Type of Document Dissertation
Author Bilir, Mustafa K.
Author's Email Address kbilir@fsu.edu
URN etd-08212009-172739
Title Mixture Item Response Theory-Mimic Model:Simultaneous Estimation of Differential Item Functioning for Manifest Groups and Latent Classes
Degree Doctor of Education
Department Educational Psychology and Learning Systems, Department of
Advisory Committee
Advisor Name Title
Akihito Kamata Committee Chair
Betsy J. Becker Committee Member
Yanyun Yang Committee Member
Fred Huffer Outside Committee Member
Keywords
  • Differential Item Functioning
  • Item Response Theory
  • Latent Class
  • Manifest Group
  • Mixture Modeling
  • Mimic
  • Bayesian
  • Markov Chain Monte Carlo
Date of Defense 2009-07-29
Availability unrestricted
Abstract
This study uses a new psychometric model (The mixture item response theory-MIMIC model) that simultaneously estimates differential item functioning (DIF) across manifest groups and latent classes. Current DIF detection methods investigate DIF either across manifest groups (e.g., gender, ethnicity, etc.), or across latent classes (e.g., solution strategies, speededness, etc.). Alternatively, one of these aspects is considered as the real source of DIF and the other aspect is considered as a proxy for the same source. This can only be true when manifest and latent classifications provide perfect or very high overlap.

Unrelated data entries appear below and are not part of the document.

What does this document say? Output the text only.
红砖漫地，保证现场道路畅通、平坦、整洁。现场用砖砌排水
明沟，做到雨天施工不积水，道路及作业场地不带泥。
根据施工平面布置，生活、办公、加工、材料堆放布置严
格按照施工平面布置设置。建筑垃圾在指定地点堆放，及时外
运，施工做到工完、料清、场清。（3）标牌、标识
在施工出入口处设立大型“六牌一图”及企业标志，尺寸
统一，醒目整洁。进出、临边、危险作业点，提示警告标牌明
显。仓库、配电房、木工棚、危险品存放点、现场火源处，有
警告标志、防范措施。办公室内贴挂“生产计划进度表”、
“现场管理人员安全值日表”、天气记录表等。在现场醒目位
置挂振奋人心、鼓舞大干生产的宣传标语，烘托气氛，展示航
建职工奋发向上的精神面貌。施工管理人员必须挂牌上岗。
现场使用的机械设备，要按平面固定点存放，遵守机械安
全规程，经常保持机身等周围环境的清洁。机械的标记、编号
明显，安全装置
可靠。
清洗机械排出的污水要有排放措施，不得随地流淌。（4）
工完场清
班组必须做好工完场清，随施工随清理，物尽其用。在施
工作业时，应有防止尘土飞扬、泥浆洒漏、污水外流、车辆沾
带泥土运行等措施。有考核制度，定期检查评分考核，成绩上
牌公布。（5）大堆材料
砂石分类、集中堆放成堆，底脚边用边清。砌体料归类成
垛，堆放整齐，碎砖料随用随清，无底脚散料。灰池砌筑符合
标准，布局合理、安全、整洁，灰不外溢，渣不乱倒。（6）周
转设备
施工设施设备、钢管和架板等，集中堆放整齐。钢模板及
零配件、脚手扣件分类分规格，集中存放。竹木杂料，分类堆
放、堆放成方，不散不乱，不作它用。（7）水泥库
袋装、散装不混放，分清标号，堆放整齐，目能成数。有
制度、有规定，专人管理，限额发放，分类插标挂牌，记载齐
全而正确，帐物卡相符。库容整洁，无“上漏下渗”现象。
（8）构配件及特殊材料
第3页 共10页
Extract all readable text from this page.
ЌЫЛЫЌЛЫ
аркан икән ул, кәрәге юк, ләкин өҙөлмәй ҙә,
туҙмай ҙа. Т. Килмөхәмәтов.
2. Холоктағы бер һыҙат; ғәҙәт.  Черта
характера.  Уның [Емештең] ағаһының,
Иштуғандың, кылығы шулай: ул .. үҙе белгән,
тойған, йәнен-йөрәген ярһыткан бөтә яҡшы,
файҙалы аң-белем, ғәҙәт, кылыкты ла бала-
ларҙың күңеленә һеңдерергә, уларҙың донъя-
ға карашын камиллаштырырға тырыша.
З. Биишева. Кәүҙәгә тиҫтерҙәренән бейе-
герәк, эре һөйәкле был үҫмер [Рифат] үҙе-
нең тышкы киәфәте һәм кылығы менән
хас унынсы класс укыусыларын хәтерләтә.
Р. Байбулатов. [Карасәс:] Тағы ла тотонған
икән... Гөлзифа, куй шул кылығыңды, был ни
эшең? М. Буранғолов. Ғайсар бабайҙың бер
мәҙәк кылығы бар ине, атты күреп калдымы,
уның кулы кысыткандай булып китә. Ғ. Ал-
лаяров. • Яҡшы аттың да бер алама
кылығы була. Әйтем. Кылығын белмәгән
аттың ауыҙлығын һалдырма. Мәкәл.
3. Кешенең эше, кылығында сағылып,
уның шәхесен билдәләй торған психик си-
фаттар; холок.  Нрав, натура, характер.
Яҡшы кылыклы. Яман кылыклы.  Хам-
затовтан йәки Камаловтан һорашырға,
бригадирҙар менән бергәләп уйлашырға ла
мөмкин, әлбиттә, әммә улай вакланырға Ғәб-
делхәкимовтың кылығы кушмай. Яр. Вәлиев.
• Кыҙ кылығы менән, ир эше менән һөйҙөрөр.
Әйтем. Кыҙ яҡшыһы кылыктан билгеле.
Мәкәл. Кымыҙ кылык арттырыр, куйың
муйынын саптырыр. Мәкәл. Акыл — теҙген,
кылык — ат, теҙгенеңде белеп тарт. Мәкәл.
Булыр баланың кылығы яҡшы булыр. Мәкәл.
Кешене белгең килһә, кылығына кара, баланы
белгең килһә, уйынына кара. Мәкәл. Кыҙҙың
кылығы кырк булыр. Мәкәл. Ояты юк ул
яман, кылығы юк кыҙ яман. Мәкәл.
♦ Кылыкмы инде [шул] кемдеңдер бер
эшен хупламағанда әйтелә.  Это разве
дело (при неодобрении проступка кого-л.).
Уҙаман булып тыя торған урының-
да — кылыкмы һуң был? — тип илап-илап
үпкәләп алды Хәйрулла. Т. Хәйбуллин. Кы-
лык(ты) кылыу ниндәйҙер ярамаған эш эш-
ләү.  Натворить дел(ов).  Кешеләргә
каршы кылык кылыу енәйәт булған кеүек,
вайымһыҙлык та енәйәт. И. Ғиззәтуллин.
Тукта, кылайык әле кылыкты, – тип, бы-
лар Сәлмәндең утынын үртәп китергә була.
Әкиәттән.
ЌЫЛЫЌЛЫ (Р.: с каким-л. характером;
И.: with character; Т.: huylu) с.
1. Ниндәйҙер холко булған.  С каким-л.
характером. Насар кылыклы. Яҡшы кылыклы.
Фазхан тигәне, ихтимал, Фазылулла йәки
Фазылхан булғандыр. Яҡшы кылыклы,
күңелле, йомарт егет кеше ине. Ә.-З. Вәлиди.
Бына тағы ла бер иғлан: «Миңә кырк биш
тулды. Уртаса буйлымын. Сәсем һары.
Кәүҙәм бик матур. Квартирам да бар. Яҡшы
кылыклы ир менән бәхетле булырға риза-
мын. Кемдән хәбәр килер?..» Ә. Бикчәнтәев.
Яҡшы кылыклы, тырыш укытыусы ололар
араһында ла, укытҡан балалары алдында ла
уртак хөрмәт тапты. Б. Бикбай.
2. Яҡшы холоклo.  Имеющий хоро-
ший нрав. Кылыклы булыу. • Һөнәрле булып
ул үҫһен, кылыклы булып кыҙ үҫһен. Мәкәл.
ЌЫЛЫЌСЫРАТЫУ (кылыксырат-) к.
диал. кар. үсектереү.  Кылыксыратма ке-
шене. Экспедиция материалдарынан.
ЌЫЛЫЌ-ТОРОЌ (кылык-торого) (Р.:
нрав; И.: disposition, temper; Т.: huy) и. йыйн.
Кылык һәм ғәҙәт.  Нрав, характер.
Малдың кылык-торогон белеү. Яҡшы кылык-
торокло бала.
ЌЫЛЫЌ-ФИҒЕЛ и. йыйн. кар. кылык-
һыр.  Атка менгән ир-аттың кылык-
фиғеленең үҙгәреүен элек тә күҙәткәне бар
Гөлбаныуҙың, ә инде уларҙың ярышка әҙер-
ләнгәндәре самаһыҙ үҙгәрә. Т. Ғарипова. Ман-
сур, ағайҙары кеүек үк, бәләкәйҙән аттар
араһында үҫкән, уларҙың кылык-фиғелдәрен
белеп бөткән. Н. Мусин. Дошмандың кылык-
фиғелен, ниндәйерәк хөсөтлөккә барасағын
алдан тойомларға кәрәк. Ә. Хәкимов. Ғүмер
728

A combination of a Rasch type model for manifest group-DIF (G-DIF) and a mixture Rasch model for latent class-DIF (C-DIF) detection is applied as the mixture IRT-MIMIC model (MixIRT-MIMIC). A Markov chain Monte Carlo method called Gibbs sampler is applied for Bayesian estimation of parameters for MixIRT-MIMIC model as well as the Rasch model, and the mixture Rasch model. This study shows that in detection of DIF, when the group-class overlap is between 50% and 70%; manifest group approaches and latent class approaches can provide biased DIF, and item difficulty estimates for some test items that show G-DIF and C-DIF, simultaneously. However, for the same conditions MixIRT-MIMIC provides unbiased estimates for latent class-DIF (C-DIF) and item difficulty parameters, while the confounding is reflected as bias in G-DIF parameter estimates. Main factors of importance are group-class overlap and the overlap between DIF items. MixIRT-MIMIC contributes by; (1) estimating the unbiased magnitudes of G-DIF and C-DIF, (2) estimating the unbiased estimates of item difficulties when other approaches have biased estimates, (3) determining the overlap ratio (confounding) between groups and classes which is unknown a priori (4) true source(s) of DIF.

Researchers, test developers, and state testing programs that are interested in detecting true sources of differences (e.g. cognitive, gender, ethnic) across individuals are potential users of MixIRT-MIMIC. It is important to note that this study is an initial step to detect both types of DIF simultaneously, and is limited to binary data and a special case of 2 groups by 2 classes, which can be applied to most DIF detection purposes. Its performance and extensions will be investigated for other possible situations.